ProgramFile22 has been deleted from set 20'. Set of program
container files 20' includes a new ProgramFile24 not found in the
set of program container files 20, i.e. ProgramFile24 has been
added to set 20'. The set of program container files 20' includes
ProgramFile26' found in the set of program container files 20 as
ProgramFile26 with the same name. However, in the set of program
container files 20', ProgramFile26' includes some lines of code
which are different than in ProgramFile26, i.e. the contents of
ProgramFile26 has been changed in the set of program container
files 20'.
[0012] FIG. 3 is a flow chart illustrating the operation and
function of program 50 in more detail. In the illustrated example,
the preexisting set of program container files 20 has been updated
into the updated set of program container files 20'. In step 100,
the operator enters into computer 10 a list of the differences
between the set of program container files 20 and the set of
program container files 20 as specified by the vendor of these sets
of program container files. The list specifies each file which has
been deleted, added or changed when forming the updated set of
program container files 20'. As explained below, this list will be
compared to the deleted, added and changed files identified
independently by program 50. In step 101, program 50 identifies the
highest level of each set of program container files 20 and 20'. In
step 102, program 50 expands the first (highest) level of the sets
of program container files 20 and 20' to yield the second (next
highest) level of each set of program container files illustrated
in FIGS. 2(a) and 2(b). In the illutrated embodiment, program 50
expands Program Container File 20 and Program Container File 20' by
issuing a known Sun Microsystems JAVA "JAR" command. The JAR
function decompresses the Program Container File 20 and Program
Container File 20'. Then, the JAR function checks the manifest of
each of the Program Container File 20 and Program Container File
20' to determine the contents of the respective, next hierarchical
level. Then, the JAR function opens each of the program container
files and other files in this respective, next hierarchical level.

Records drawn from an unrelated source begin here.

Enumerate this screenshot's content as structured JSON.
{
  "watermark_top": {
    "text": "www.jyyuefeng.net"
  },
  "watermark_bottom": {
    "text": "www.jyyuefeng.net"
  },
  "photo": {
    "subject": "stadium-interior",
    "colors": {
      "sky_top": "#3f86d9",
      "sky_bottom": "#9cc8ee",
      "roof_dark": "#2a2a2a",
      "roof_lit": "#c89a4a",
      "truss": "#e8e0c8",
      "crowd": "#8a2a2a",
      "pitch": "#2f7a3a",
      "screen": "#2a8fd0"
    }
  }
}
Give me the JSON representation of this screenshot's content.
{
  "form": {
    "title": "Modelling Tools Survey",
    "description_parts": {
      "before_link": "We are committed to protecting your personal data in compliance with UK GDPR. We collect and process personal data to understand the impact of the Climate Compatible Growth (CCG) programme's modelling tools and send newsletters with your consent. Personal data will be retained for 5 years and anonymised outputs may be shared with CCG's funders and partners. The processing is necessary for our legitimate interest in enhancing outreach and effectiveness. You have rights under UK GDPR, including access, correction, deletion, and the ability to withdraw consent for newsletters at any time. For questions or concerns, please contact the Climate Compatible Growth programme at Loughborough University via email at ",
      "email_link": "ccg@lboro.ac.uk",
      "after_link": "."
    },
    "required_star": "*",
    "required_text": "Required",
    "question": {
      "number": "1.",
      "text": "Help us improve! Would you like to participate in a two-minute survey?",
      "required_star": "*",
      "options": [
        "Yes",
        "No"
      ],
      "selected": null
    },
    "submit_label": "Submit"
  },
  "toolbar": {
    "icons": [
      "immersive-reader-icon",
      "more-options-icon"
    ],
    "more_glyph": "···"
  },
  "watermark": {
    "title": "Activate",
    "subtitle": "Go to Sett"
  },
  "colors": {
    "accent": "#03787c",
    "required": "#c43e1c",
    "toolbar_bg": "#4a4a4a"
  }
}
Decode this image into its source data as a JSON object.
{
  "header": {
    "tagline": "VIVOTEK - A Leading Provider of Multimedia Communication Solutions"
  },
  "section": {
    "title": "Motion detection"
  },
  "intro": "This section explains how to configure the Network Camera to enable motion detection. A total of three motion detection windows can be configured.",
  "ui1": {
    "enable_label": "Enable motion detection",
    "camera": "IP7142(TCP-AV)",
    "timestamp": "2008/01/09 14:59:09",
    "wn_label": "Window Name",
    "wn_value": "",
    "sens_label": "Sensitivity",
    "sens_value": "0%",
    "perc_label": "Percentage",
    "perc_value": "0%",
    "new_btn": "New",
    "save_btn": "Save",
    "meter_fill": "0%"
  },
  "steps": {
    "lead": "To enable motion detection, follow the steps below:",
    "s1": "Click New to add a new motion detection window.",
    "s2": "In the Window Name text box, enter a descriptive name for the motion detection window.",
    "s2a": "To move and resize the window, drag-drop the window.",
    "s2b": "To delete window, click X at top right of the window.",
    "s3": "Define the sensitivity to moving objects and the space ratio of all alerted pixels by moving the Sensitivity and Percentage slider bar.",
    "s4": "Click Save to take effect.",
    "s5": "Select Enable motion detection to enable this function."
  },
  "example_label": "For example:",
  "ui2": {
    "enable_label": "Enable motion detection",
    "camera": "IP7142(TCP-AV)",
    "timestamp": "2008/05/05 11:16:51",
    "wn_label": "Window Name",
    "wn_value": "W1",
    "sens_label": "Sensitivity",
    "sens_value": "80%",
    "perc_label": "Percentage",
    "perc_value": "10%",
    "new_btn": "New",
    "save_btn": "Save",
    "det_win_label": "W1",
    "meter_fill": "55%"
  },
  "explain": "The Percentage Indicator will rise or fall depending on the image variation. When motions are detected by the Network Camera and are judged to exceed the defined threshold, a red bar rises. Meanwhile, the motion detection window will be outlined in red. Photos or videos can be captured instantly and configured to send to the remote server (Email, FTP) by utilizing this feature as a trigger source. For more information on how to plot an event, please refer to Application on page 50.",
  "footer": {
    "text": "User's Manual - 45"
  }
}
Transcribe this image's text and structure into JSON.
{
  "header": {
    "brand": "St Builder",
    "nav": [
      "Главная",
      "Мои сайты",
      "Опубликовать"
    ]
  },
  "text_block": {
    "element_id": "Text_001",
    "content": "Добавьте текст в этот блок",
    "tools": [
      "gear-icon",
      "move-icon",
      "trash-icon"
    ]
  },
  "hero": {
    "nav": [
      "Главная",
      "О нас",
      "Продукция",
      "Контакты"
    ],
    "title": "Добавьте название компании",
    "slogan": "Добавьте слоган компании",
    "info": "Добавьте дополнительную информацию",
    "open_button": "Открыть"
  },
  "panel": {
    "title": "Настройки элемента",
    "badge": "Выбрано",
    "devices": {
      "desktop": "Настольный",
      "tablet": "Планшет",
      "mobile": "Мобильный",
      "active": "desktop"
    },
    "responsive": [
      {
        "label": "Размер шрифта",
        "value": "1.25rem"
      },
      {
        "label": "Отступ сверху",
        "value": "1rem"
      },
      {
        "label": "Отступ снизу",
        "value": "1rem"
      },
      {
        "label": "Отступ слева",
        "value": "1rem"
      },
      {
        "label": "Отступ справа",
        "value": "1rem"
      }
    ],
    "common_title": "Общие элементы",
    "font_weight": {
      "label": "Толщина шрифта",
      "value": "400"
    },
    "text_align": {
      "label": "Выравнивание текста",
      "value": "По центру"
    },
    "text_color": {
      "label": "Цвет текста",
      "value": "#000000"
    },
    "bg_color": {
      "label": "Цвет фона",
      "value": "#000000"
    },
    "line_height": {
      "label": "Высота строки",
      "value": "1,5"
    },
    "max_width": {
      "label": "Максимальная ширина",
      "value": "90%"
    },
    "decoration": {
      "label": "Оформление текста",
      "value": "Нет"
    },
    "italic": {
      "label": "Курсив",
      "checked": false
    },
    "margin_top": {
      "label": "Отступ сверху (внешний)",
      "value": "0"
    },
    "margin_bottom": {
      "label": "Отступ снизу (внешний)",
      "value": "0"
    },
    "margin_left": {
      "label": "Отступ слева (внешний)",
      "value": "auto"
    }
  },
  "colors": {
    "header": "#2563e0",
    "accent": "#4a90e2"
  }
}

The "second" level of the overall hierarchy of the set of program
container files 20, resulting from "expansion" of the Program
Container File 20, comprises Directory directory, Text.txt file,
Container.war program container file and ProgramFile22. The
"second" level of the overall hierarchy of the set of program
container files 20', resulting from "expansion" of the Program
Container File 20', comprises Directory file, Text.txt file, and
Container.war program container file.
[0013] Next, program 50 compares the names of the program container
files and other files in the second level of the sets of program
container files 20 and 20' to identify any names of program
container files or other files in the second level of the
preexisting set of program container files 20 that do not appear in
the second level of the updated set of program container files 20'
(step 104). This comparison is made for all the files in the second
level, not just those identified by the operator in step 100. If
any are found, they represent deleted program container files or
other files, and program 50 records the names of the deleted
program container files or other files in a global file array (step
106). Next, program 50 compares the names of the program container
files or other files in the second level of the updated set of
program container files 20' to those in the second level of the
preexisting set of program container files 20 to identify names of
any program container files or other files that do not appear in
the preexisting set of program container files 20 (step 110). This
comparison is made for all the files in the second level, not just
those identified by the operator in step 100. If any are found,
they represent added program container files or other files, and
program 50 records the names of the added program container files
or other files in the global file array (step 112).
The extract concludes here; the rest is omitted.